|Ph.D Student||Gready David|
|Subject||Carrier Dynamics in Quantum Dot Lasers|
|Department||Department of Electrical Engineering||Supervisor||Professor Emeritus Gad Eisenstein|
|Full Thesis text|
This thesis deals with a study of dynamic and static properties of high speed quantum dot lasers. Quantum dot lasers have unique properties such as: Low threshold currents, high temperature stability and near zero linewidth enhancement factor. For many years, such lasers could not be modulated at high speeds (compared to quantum well lasers). The reason is difficulties in achieving high differential gain in low dimensionality media. This has changed in recent times due to important advances in epitaxial technology for InP quantum dots.
For the theoretical part of the thesis, an extensive spatially resolved model was developed, taking into account the interaction between carriers (electrons, holes) from different energy levels. The model also includes gain broadening effects (homogeneous and inhomogeneous broadenings). The model was used to study the dynamical behavior of InP based quantum dot lasers operating at the important wavelength of 1550nm. InP based quantum dot lasers were rare until recently and the ones that existed had inferior behavior compared to their GaAs counterparts which operate near 1300nm. Recent advances brought to the scene high quality lasers with very high modal gain and high speed modulation capabilities so that the proper modeling of these lasers became crucial.

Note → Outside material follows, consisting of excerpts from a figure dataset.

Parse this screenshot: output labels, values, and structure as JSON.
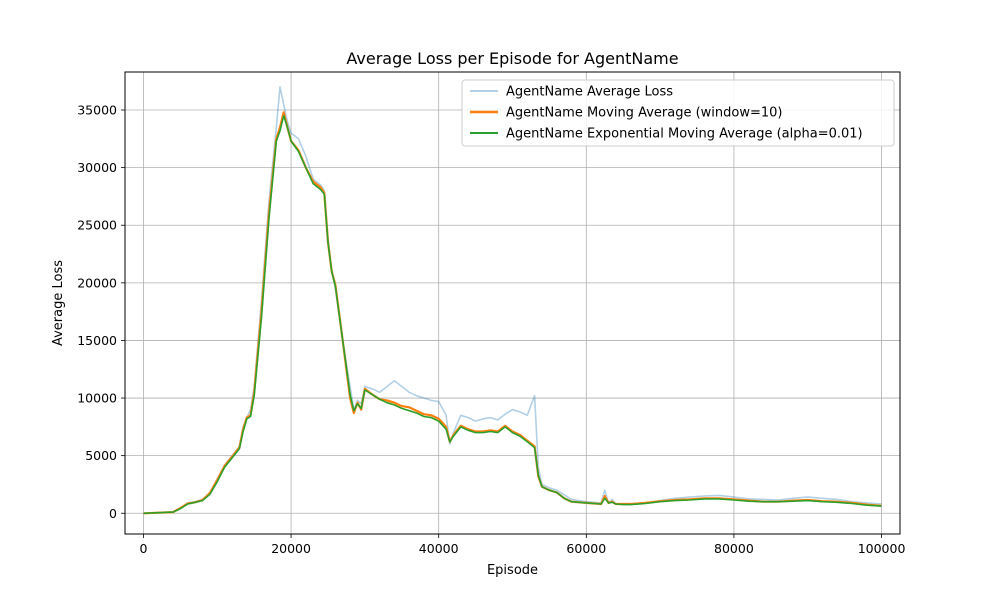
{
  "chart_data": {
    "type": "line",
    "title": "Average Loss per Episode for AgentName",
    "xlabel": "Episode",
    "ylabel": "Average Loss",
    "xlim": [
      -2500,
      102500
    ],
    "ylim": [
      -1800,
      38300
    ],
    "x_ticks": [
      0,
      20000,
      40000,
      60000,
      80000,
      100000
    ],
    "y_ticks": [
      0,
      5000,
      10000,
      15000,
      20000,
      25000,
      30000,
      35000
    ],
    "grid": true,
    "legend_position": "top-right",
    "colors": {
      "raw": "#1f77b4",
      "moving_average": "#ff7f0e",
      "ema": "#2ca02c",
      "grid": "#b0b0b0",
      "frame": "#000000"
    },
    "series": [
      {
        "name": "AgentName Average Loss",
        "key": "raw",
        "x": [
          0,
          4000,
          5000,
          6000,
          7000,
          8000,
          9000,
          10000,
          11000,
          12000,
          13000,
          13500,
          14000,
          14500,
          15000,
          16000,
          17000,
          18000,
          18500,
          19000,
          19500,
          20000,
          21000,
          22000,
          23000,
          24000,
          24500,
          25000,
          25500,
          26000,
          27000,
          28000,
          28500,
          29000,
          29500,
          30000,
          31000,
          32000,
          33000,
          34000,
          35000,
          36000,
          37000,
          38000,
          39000,
          40000,
          41000,
          41500,
          42000,
          43000,
          44000,
          45000,
          46000,
          47000,
          48000,
          49000,
          50000,
          51000,
          52000,
          53000,
          53500,
          54000,
          55000,
          56000,
          57000,
          58000,
          60000,
          62000,
          62500,
          63000,
          63500,
          64000,
          65000,
          66000,
          68000,
          70000,
          72000,
          74000,
          76000,
          78000,
          80000,
          82000,
          84000,
          86000,
          88000,
          90000,
          92000,
          94000,
          95000,
          96000,
          98000,
          100000
        ],
        "y": [
          0,
          100,
          450,
          900,
          1000,
          1200,
          1800,
          3000,
          4200,
          5000,
          5800,
          7500,
          8300,
          9000,
          11000,
          18500,
          27000,
          33500,
          37000,
          35500,
          34000,
          33000,
          32500,
          31000,
          29000,
          28500,
          28000,
          24000,
          21000,
          19500,
          15000,
          11000,
          9000,
          9800,
          9500,
          11000,
          10800,
          10500,
          11000,
          11500,
          11000,
          10500,
          10200,
          10000,
          9800,
          9700,
          8500,
          6000,
          7000,
          8500,
          8300,
          8000,
          8200,
          8300,
          8100,
          8600,
          9000,
          8800,
          8500,
          10200,
          4000,
          2500,
          2200,
          2000,
          1600,
          1200,
          1000,
          900,
          2000,
          900,
          1200,
          800,
          800,
          800,
          900,
          1100,
          1300,
          1400,
          1500,
          1550,
          1400,
          1250,
          1200,
          1150,
          1300,
          1400,
          1300,
          1200,
          1100,
          1000,
          900,
          800
        ]
      },
      {
        "name": "AgentName Moving Average (window=10)",
        "key": "moving_average",
        "x": [
          0,
          4000,
          5000,
          6000,
          7000,
          8000,
          9000,
          10000,
          11000,
          12000,
          13000,
          13500,
          14000,
          14500,
          15000,
          16000,
          17000,
          18000,
          18500,
          19000,
          19500,
          20000,
          21000,
          22000,
          23000,
          24000,
          24500,
          25000,
          25500,
          26000,
          27000,
          28000,
          28500,
          29000,
          29500,
          30000,
          31000,
          32000,
          33000,
          34000,
          35000,
          36000,
          37000,
          38000,
          39000,
          40000,
          41000,
          41500,
          42000,
          43000,
          44000,
          45000,
          46000,
          47000,
          48000,
          49000,
          50000,
          51000,
          52000,
          53000,
          53500,
          54000,
          55000,
          56000,
          57000,
          58000,
          60000,
          62000,
          62500,
          63000,
          63500,
          64000,
          65000,
          66000,
          68000,
          70000,
          72000,
          74000,
          76000,
          78000,
          80000,
          82000,
          84000,
          86000,
          88000,
          90000,
          92000,
          94000,
          95000,
          96000,
          98000,
          100000
        ],
        "y": [
          0,
          100,
          450,
          850,
          950,
          1150,
          1750,
          2900,
          4100,
          4900,
          5700,
          7300,
          8300,
          8500,
          10500,
          17500,
          26000,
          32500,
          33500,
          34800,
          33500,
          32300,
          31500,
          30000,
          28800,
          28300,
          27800,
          23500,
          21000,
          19800,
          15000,
          10000,
          8700,
          9600,
          9000,
          10800,
          10300,
          9900,
          9800,
          9600,
          9300,
          9200,
          8900,
          8600,
          8500,
          8200,
          7500,
          6200,
          6800,
          7600,
          7300,
          7100,
          7100,
          7200,
          7100,
          7600,
          7100,
          6800,
          6300,
          5800,
          3200,
          2300,
          2000,
          1800,
          1300,
          1000,
          900,
          800,
          1500,
          900,
          1000,
          800,
          800,
          800,
          900,
          1050,
          1150,
          1200,
          1300,
          1300,
          1200,
          1100,
          1000,
          1000,
          1100,
          1150,
          1050,
          1000,
          950,
          900,
          750,
          650
        ]
      },
      {
        "name": "AgentName Exponential Moving Average (alpha=0.01)",
        "key": "ema",
        "x": [
          0,
          4000,
          5000,
          6000,
          7000,
          8000,
          9000,
          10000,
          11000,
          12000,
          13000,
          13500,
          14000,
          14500,
          15000,
          16000,
          17000,
          18000,
          18500,
          19000,
          19500,
          20000,
          21000,
          22000,
          23000,
          24000,
          24500,
          25000,
          25500,
          26000,
          27000,
          28000,
          28500,
          29000,
          29500,
          30000,
          31000,
          32000,
          33000,
          34000,
          35000,
          36000,
          37000,
          38000,
          39000,
          40000,
          41000,
          41500,
          42000,
          43000,
          44000,
          45000,
          46000,
          47000,
          48000,
          49000,
          50000,
          51000,
          52000,
          53000,
          53500,
          54000,
          55000,
          56000,
          57000,
          58000,
          60000,
          62000,
          62500,
          63000,
          63500,
          64000,
          65000,
          66000,
          68000,
          70000,
          72000,
          74000,
          76000,
          78000,
          80000,
          82000,
          84000,
          86000,
          88000,
          90000,
          92000,
          94000,
          95000,
          96000,
          98000,
          100000
        ],
        "y": [
          0,
          100,
          400,
          800,
          950,
          1100,
          1650,
          2750,
          4000,
          4800,
          5600,
          7100,
          8200,
          8400,
          10200,
          17000,
          25500,
          32300,
          33200,
          34500,
          33500,
          32300,
          31400,
          30000,
          28600,
          28100,
          27700,
          23500,
          21000,
          19700,
          15000,
          10300,
          8900,
          9500,
          9100,
          10700,
          10300,
          9900,
          9600,
          9400,
          9100,
          8900,
          8700,
          8400,
          8300,
          8000,
          7300,
          6200,
          6700,
          7500,
          7200,
          7000,
          7000,
          7100,
          7000,
          7500,
          7000,
          6700,
          6200,
          5700,
          3300,
          2300,
          2000,
          1800,
          1300,
          1000,
          900,
          800,
          1300,
          900,
          950,
          800,
          750,
          750,
          850,
          1000,
          1100,
          1150,
          1250,
          1250,
          1150,
          1050,
          1000,
          1000,
          1050,
          1100,
          1000,
          950,
          900,
          850,
          700,
          620
        ]
      }
    ]
  }
}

A similar model was also used for studying the dynamical properties of GaAs based quantum dot lasers exploiting tunneling injection scheme. Quantum dot tunneling injection lasers have shown a remarkable dynamic behavior, which can be explained using gain broadening effects.
The first generation of the new InP based QD lasers showed record modulation rate of 15 Gbit/s, measured at Technion. Using the spatially resolved model we designed new structures which enabled our collaborators to produced optimal lasers which showed large signal record rate of 22 Gbit/s.
In addition to the high speed measurements for both small and large signal, the relation between the small and large signal direct modulation were investigated. Recent results for quantum dot lasers suggest that the small signal modulation bandwidth is not a good predictor for large signal capabilities. We analyzed this relation using a numerical model in addition to an analytic investigation and proved that in QD lasers, a narrow small signal modulation bandwidth may be accompanied by large signal modulation at very high rates.
Finally the numerical model was expanded to include the gain and refractive index coupling so that the index dynamics of the laser is also accounted for.